Asian stocks were firm on Tuesday after China’s latest step to prop up its faltering economy lifted global equities, while the euro was pressured on growing worries a cash-strapped Greece may default on its debt.
MSCI’s broadest index of Asia-Pacific shares outside Japan .MIAPJ0000PUS was up 0.3 percent. It was led by a 1.5 percent rise in Hong Kong’s Hang Seng index .HSCE, which had been on a 3-week roll driven by Chinese portfolio investments.
Japan’s Nikkei .N225 added a percent, while Australian shares rose 0.6 percent .AXJO.
Following Europe’s solid performance on Monday, financial spreadbetters expect Britain’s FTSE 100 .FTSE to open around 0.1 percent lower and France’s CAC 40 .FCHI down 0.2 percent, while Germany’s DAX .GDAXI was seen opening up 0.1 percent.
China’s central bank on Sunday cut the amount of cash banks must hold as reserves in its latest attempt to spur lending and combat a slowing economy. The news followed reports last week about a crackdown on margin lending there, which had sent global equity markets lower on Friday.
“China’s action undid the damage caused by the crackdown (on speculative buying in Chinese stocks on Friday),” said Hirokazu Kabeya, chief global strategist at Daiwa Securities.
“Chinese authorities seem to be worried that the stock markets are rallying despite weak economic fundamentals… There could be more stimulus down the road.”
News that the People’s Bank of China will inject billions of dollars of capital into China Development Bank CHDB.UL and the Export-Import Bank of China EXIMC.UL to support the government’s overseas development plans also shored up sentiment.
The China stimulus drive, coupled with strong U.S. corporate earnings, helped to lift European and U.S. shares on Monday. The S&P 500 index .SPX rose 0.9 percent.
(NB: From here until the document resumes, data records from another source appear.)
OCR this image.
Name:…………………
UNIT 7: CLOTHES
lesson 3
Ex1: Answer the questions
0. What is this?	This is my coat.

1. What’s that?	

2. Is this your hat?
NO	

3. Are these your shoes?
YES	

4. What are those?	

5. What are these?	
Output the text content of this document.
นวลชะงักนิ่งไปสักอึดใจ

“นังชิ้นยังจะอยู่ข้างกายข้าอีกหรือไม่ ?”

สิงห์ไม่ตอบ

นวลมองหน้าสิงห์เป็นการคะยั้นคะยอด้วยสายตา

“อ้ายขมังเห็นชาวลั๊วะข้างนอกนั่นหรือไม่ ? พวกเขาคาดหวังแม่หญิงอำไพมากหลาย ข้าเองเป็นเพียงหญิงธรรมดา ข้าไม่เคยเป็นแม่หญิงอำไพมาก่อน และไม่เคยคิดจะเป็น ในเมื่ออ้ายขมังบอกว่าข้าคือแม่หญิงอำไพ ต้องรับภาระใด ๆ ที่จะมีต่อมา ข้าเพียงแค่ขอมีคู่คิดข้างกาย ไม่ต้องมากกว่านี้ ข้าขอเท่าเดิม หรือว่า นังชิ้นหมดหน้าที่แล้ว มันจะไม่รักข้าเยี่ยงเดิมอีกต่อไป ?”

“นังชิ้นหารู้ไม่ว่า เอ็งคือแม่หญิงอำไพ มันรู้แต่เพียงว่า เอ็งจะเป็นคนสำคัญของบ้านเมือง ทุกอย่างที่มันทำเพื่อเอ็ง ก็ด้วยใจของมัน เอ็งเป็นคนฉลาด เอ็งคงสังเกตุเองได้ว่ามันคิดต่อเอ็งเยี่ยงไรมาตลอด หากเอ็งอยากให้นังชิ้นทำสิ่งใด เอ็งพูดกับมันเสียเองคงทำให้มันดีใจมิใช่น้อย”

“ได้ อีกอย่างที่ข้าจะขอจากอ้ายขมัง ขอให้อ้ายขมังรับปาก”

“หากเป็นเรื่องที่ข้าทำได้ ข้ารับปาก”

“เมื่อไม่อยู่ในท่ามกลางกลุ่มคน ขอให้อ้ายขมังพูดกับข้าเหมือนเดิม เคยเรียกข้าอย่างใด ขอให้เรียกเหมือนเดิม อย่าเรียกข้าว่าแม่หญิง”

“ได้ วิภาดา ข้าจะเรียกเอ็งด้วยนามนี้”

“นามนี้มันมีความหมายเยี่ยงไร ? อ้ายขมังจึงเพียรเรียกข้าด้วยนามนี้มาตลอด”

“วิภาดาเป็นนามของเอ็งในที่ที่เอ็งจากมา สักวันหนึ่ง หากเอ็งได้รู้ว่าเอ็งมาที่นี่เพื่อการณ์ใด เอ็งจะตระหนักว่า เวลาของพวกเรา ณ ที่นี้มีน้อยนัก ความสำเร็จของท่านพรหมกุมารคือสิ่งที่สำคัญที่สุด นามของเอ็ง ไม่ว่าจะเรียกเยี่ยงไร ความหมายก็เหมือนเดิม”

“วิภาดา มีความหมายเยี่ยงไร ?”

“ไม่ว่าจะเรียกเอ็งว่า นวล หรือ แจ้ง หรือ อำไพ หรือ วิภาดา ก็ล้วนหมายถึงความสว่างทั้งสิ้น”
Investors are however likely to be cautious about chasing shares higher while there is continued uncertainty over Greece’s acute funding problems and fears it might have to exit the euro single currency.
Even after several rounds of negotiations, market participants are not hopeful Greece will be able to present detailed plans that would satisfy euro zone finance ministers to continue their financial support at their meeting on Friday. That means Greece could be running out of cash by the end of this month.
On Monday Greece ordered state entities to park idle cash at the central bank in a scramble to pay its bills ahead of civil services salary payments at the end of April and IMF loan payments early May.
While an unprecedented debt default in the currency bloc could open the way for Greece to exit the euro, ECB Vice President Vitor Constancio said on Monday that a country that defaults would not have to leave the euro.
The euro traded at $1.0720 EUR=, off Friday’s peak of $1.0849. The dollar .DXY was steady after having rallied on Monday, trading at 97.95 against a basket of currencies.
The Australian dollar AUD=D4 fell to $0.7685, from $0.7723 early, pulling away from a near one-month peak of $0.7844 on Monday after the release of the minutes of the Reserve Bank of Australia’s (RBA) April policy meeting, even though they largely repeated the RBA’s easing bias.
Oil prices held near their four-month high hit last week, as a report of strong U.S. consumption and a warning from Saudi Arabia’s Interior Ministry about possible attacks on energy installations there offset earlier comments indicating Saudi production would stay near record levels in April. [O/R]
U.S. crude futures CLc1 stood at $56.34 per barrel, not far from a four-month high of $57.42 hit on Thursday.